News & Updates
CONECT Ransomware Webinar Summary
with Linn Freedman & Joe Devine
1/30/2024
Top Methods of Attack & Response to Ransomware Incidents Threat actors employ various methods to breach organizations' networks and systems.
Understanding these risks and having a robust response plan are crucial.
Methods of Attack
Malicious Code
Threat actors embed malicious code in technology to steal credentials through phishing, SMS texts with links, QR codes, email, desktop sharing software, web applications, direct installs, and backdoors.
Social Engineering
Criminal organizations invest significant time in social engineering, exploiting employees' connections on social media to gain familiarity and trick them into clicking on malicious links or attachments.
Human Element
Approximately 74% of breaches involve a human element, underscoring the importance of training employees to think differently about technology.
Response to Ransomware Incidents
Preparedness
Ransomware attacks can be devastating, with threat actors typically infiltrating systems for 200-270 days before deploying ransomware.

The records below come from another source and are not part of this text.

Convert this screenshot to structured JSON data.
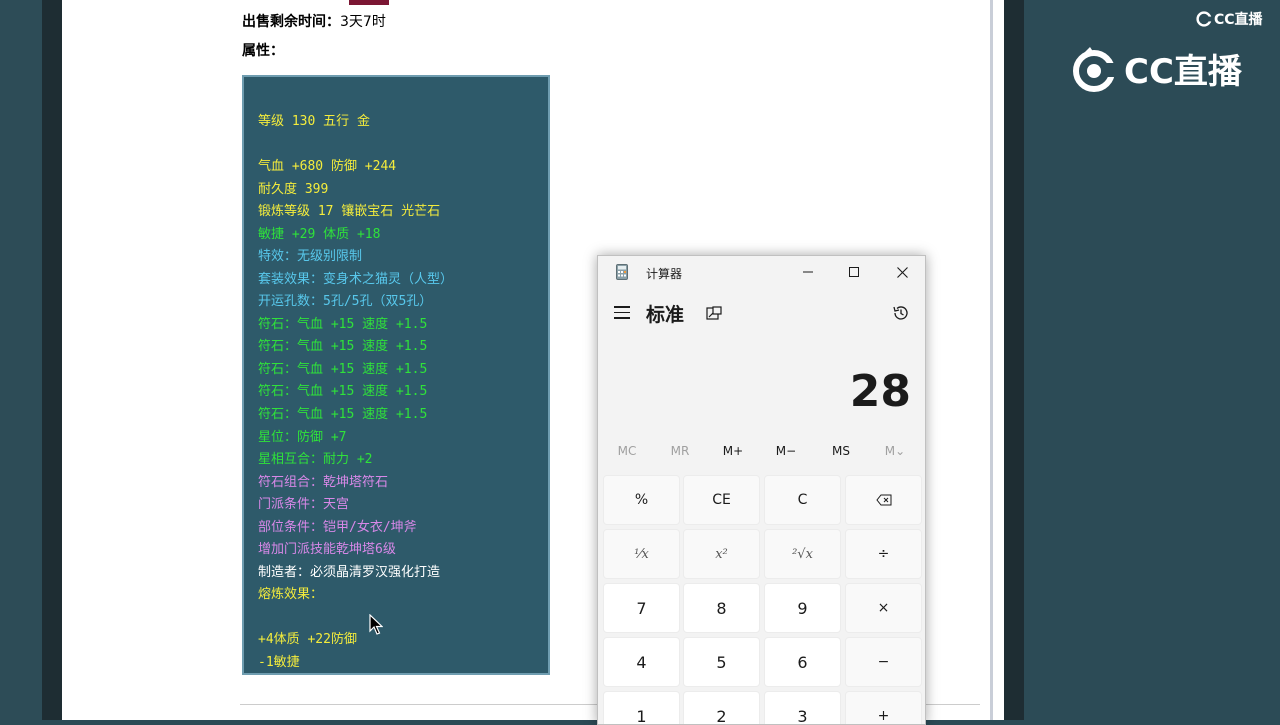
{
  "page": {
    "sale_time_label": "出售剩余时间：",
    "sale_time_value": "3天7时",
    "attr_label": "属性："
  },
  "tooltip": {
    "lines": [
      {
        "text": "等级 130 五行 金",
        "color": "yellow"
      },
      {
        "text": "气血 +680 防御 +244",
        "color": "yellow"
      },
      {
        "text": "耐久度 399",
        "color": "yellow"
      },
      {
        "text": "锻炼等级 17 镶嵌宝石 光芒石",
        "color": "yellow"
      },
      {
        "text": "敏捷 +29 体质 +18",
        "color": "green"
      },
      {
        "text": "特效：无级别限制",
        "color": "cyan"
      },
      {
        "text": "套装效果：变身术之猫灵（人型）",
        "color": "cyan"
      },
      {
        "text": "开运孔数：5孔/5孔（双5孔）",
        "color": "cyan"
      },
      {
        "text": "符石：气血 +15 速度 +1.5",
        "color": "green"
      },
      {
        "text": "符石：气血 +15 速度 +1.5",
        "color": "green"
      },
      {
        "text": "符石：气血 +15 速度 +1.5",
        "color": "green"
      },
      {
        "text": "符石：气血 +15 速度 +1.5",
        "color": "green"
      },
      {
        "text": "符石：气血 +15 速度 +1.5",
        "color": "green"
      },
      {
        "text": "星位：防御 +7",
        "color": "green"
      },
      {
        "text": "星相互合：耐力 +2",
        "color": "green"
      },
      {
        "text": "符石组合：乾坤塔符石",
        "color": "purple"
      },
      {
        "text": "门派条件：天宫",
        "color": "purple"
      },
      {
        "text": "部位条件：铠甲/女衣/坤斧",
        "color": "purple"
      },
      {
        "text": "增加门派技能乾坤塔6级",
        "color": "purple"
      },
      {
        "text": "制造者：必须晶清罗汉强化打造",
        "color": "white"
      },
      {
        "text": "熔炼效果：",
        "color": "yellow"
      },
      {
        "text": "+4体质 +22防御",
        "color": "yellow"
      },
      {
        "text": "-1敏捷",
        "color": "yellow"
      }
    ]
  },
  "logos": {
    "small": "CC直播",
    "big": "CC直播"
  },
  "calculator": {
    "title": "计算器",
    "mode": "标准",
    "display": "28",
    "memory": [
      "MC",
      "MR",
      "M+",
      "M−",
      "MS",
      "M⌄"
    ],
    "keys": [
      [
        "%",
        "CE",
        "C",
        "⌫"
      ],
      [
        "¹⁄x",
        "x²",
        "²√x",
        "÷"
      ],
      [
        "7",
        "8",
        "9",
        "×"
      ],
      [
        "4",
        "5",
        "6",
        "−"
      ],
      [
        "1",
        "2",
        "3",
        "+"
      ]
    ]
  },
  "colors": {
    "tooltip_bg": "#2e5a6a",
    "yellow": "#f4ec3c",
    "green": "#2fe23a",
    "cyan": "#58c8ec",
    "purple": "#d888e8",
    "white": "#ffffff"
  }
}
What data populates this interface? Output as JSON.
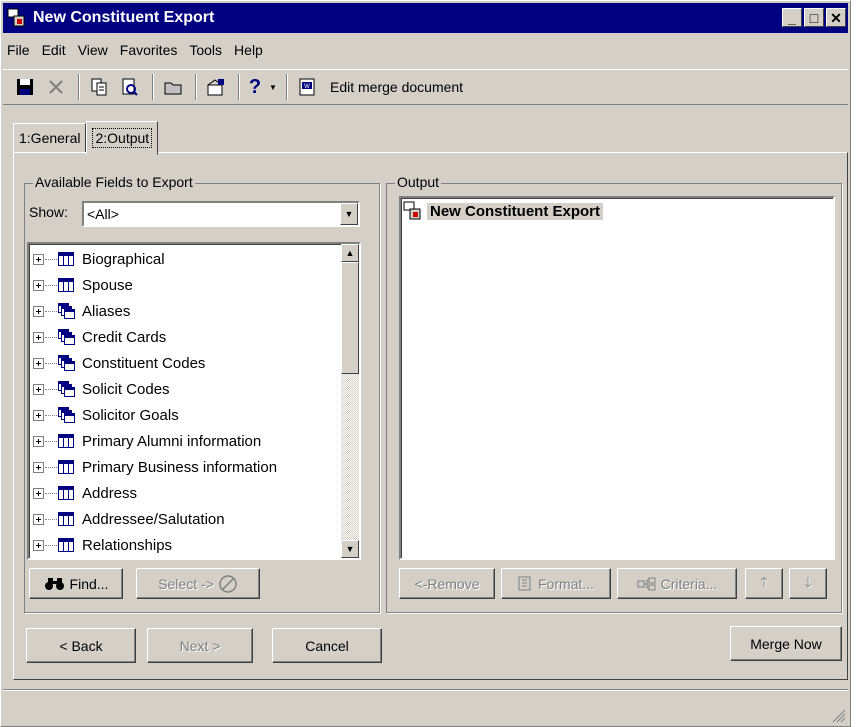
{
  "window": {
    "title": "New Constituent Export"
  },
  "menu": [
    "File",
    "Edit",
    "View",
    "Favorites",
    "Tools",
    "Help"
  ],
  "toolbar": {
    "icons": [
      "save-icon",
      "delete-icon",
      "copy-icon",
      "print-preview-icon",
      "open-folder-icon",
      "properties-icon",
      "help-icon",
      "dropdown-arrow-icon",
      "word-document-icon"
    ],
    "merge_label": "Edit merge document"
  },
  "tabs": [
    {
      "label": "1:General",
      "active": false
    },
    {
      "label": "2:Output",
      "active": true
    }
  ],
  "available": {
    "group_label": "Available Fields to Export",
    "show_label": "Show:",
    "show_value": "<All>",
    "fields": [
      {
        "label": "Biographical",
        "icon": "table"
      },
      {
        "label": "Spouse",
        "icon": "table"
      },
      {
        "label": "Aliases",
        "icon": "multi-table"
      },
      {
        "label": "Credit Cards",
        "icon": "multi-table"
      },
      {
        "label": "Constituent Codes",
        "icon": "multi-table"
      },
      {
        "label": "Solicit Codes",
        "icon": "multi-table"
      },
      {
        "label": "Solicitor Goals",
        "icon": "multi-table"
      },
      {
        "label": "Primary Alumni information",
        "icon": "table"
      },
      {
        "label": "Primary Business information",
        "icon": "table"
      },
      {
        "label": "Address",
        "icon": "table"
      },
      {
        "label": "Addressee/Salutation",
        "icon": "table"
      },
      {
        "label": "Relationships",
        "icon": "table"
      }
    ],
    "find_label": "Find...",
    "select_label": "Select ->"
  },
  "output": {
    "group_label": "Output",
    "root_label": "New Constituent Export",
    "remove_label": "<-Remove",
    "format_label": "Format...",
    "criteria_label": "Criteria..."
  },
  "nav": {
    "back_label": "< Back",
    "next_label": "Next >",
    "cancel_label": "Cancel",
    "merge_label": "Merge Now"
  },
  "colors": {
    "titlebar": "#000080",
    "face": "#d4d0c8",
    "selection": "#d4d0c8"
  }
}
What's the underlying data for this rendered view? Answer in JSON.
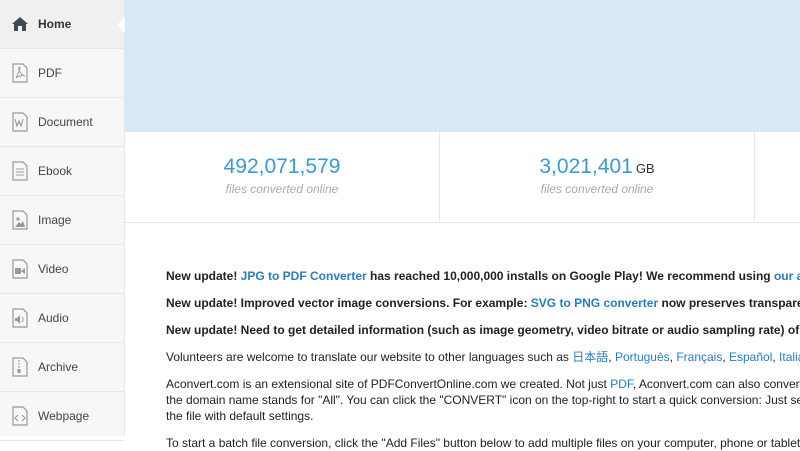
{
  "sidebar": {
    "items": [
      {
        "label": "Home",
        "icon": "home-icon"
      },
      {
        "label": "PDF",
        "icon": "pdf-icon"
      },
      {
        "label": "Document",
        "icon": "document-icon"
      },
      {
        "label": "Ebook",
        "icon": "ebook-icon"
      },
      {
        "label": "Image",
        "icon": "image-icon"
      },
      {
        "label": "Video",
        "icon": "video-icon"
      },
      {
        "label": "Audio",
        "icon": "audio-icon"
      },
      {
        "label": "Archive",
        "icon": "archive-icon"
      },
      {
        "label": "Webpage",
        "icon": "webpage-icon"
      }
    ]
  },
  "stats": {
    "files": {
      "value": "492,071,579",
      "caption": "files converted online"
    },
    "size": {
      "value": "3,021,401",
      "unit": "GB",
      "caption": "files converted online"
    }
  },
  "content": {
    "update1": {
      "prefix": "New update! ",
      "link": "JPG to PDF Converter",
      "middle": " has reached 10,000,000 installs on Google Play! We recommend using ",
      "link2": "our apps"
    },
    "update2": {
      "prefix": "New update! Improved vector image conversions. For example: ",
      "link": "SVG to PNG converter",
      "suffix": " now preserves transparent"
    },
    "update3": {
      "text": "New update! Need to get detailed information (such as image geometry, video bitrate or audio sampling rate) of y"
    },
    "volunteers": {
      "prefix": "Volunteers are welcome to translate our website to other languages such as ",
      "lang1": "日本語",
      "lang2": "Português",
      "lang3": "Français",
      "lang4": "Español",
      "lang5": "Italiano"
    },
    "about": {
      "line1_prefix": "Aconvert.com is an extensional site of PDFConvertOnline.com we created. Not just ",
      "line1_link": "PDF",
      "line1_suffix": ", Aconvert.com can also convert all",
      "line2": "the domain name stands for \"All\". You can click the \"CONVERT\" icon on the top-right to start a quick conversion: Just selec",
      "line3": "the file with default settings."
    },
    "batch": "To start a batch file conversion, click the \"Add Files\" button below to add multiple files on your computer, phone or tablet,"
  }
}
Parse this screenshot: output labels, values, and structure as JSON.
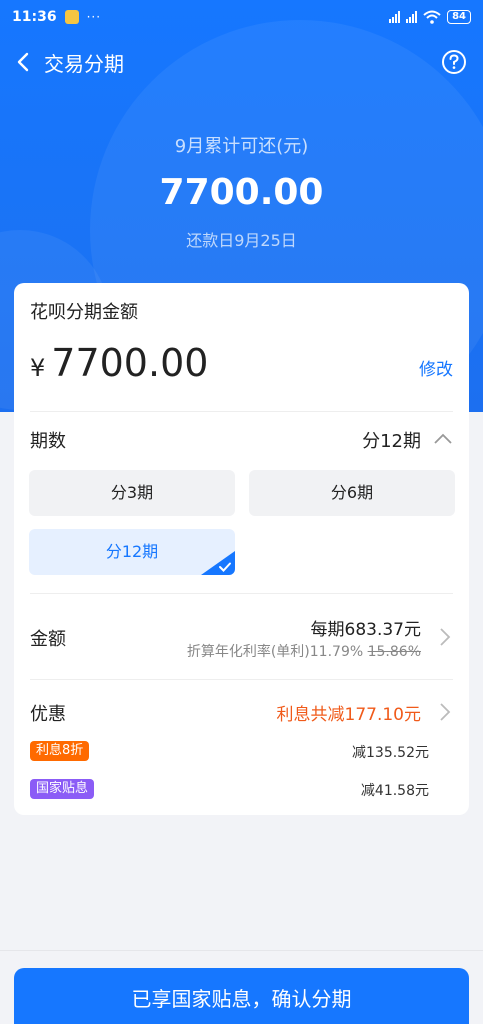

Having an incident response plan in place is essential.
Communication and Decision-making
Establish clear lines of communication, both onsite and remotely, and designate key decision-makers, including C-suite executives and legal counsel.
Tabletop Exercises
Conduct regular tabletop exercises to simulate ransomware scenarios, ensuring that all team members understand their roles and responsibilities.
Incident Response Team
Ensure clarity on who constitutes your incident response team and how to contact them, considering that access to systems may be restricted during an attack.
Technical Assistance
Engage IT and forensic specialists to facilitate the restoration of systems from clean backups and identify the ransomware attacker and their demands.
Technical Assistance
Engage IT and forensic specialists to facilitate the restoration of systems from clean backups and identify the ransomware attacker and their demands.
Cyber Insurance Considerations
Policy Coverage: Work with a knowledgeable broker to assess cyber insurance options, ensuring coverage for social engineering, HIPAA compliance, website protection, and ransom payments.
Application Accuracy: Provide accurate information on cybersecurity practices in insurance applications to avoid coverage denial based on misrepresented data.
In conclusion, proactive measures, comprehensive incident response plans, and adequate insurance coverage are vital in mitigating the impact of ransomware attacks on an organization. Collaboration between stakeholders and continuous readiness efforts are key to effectively combating evolving cyber threats.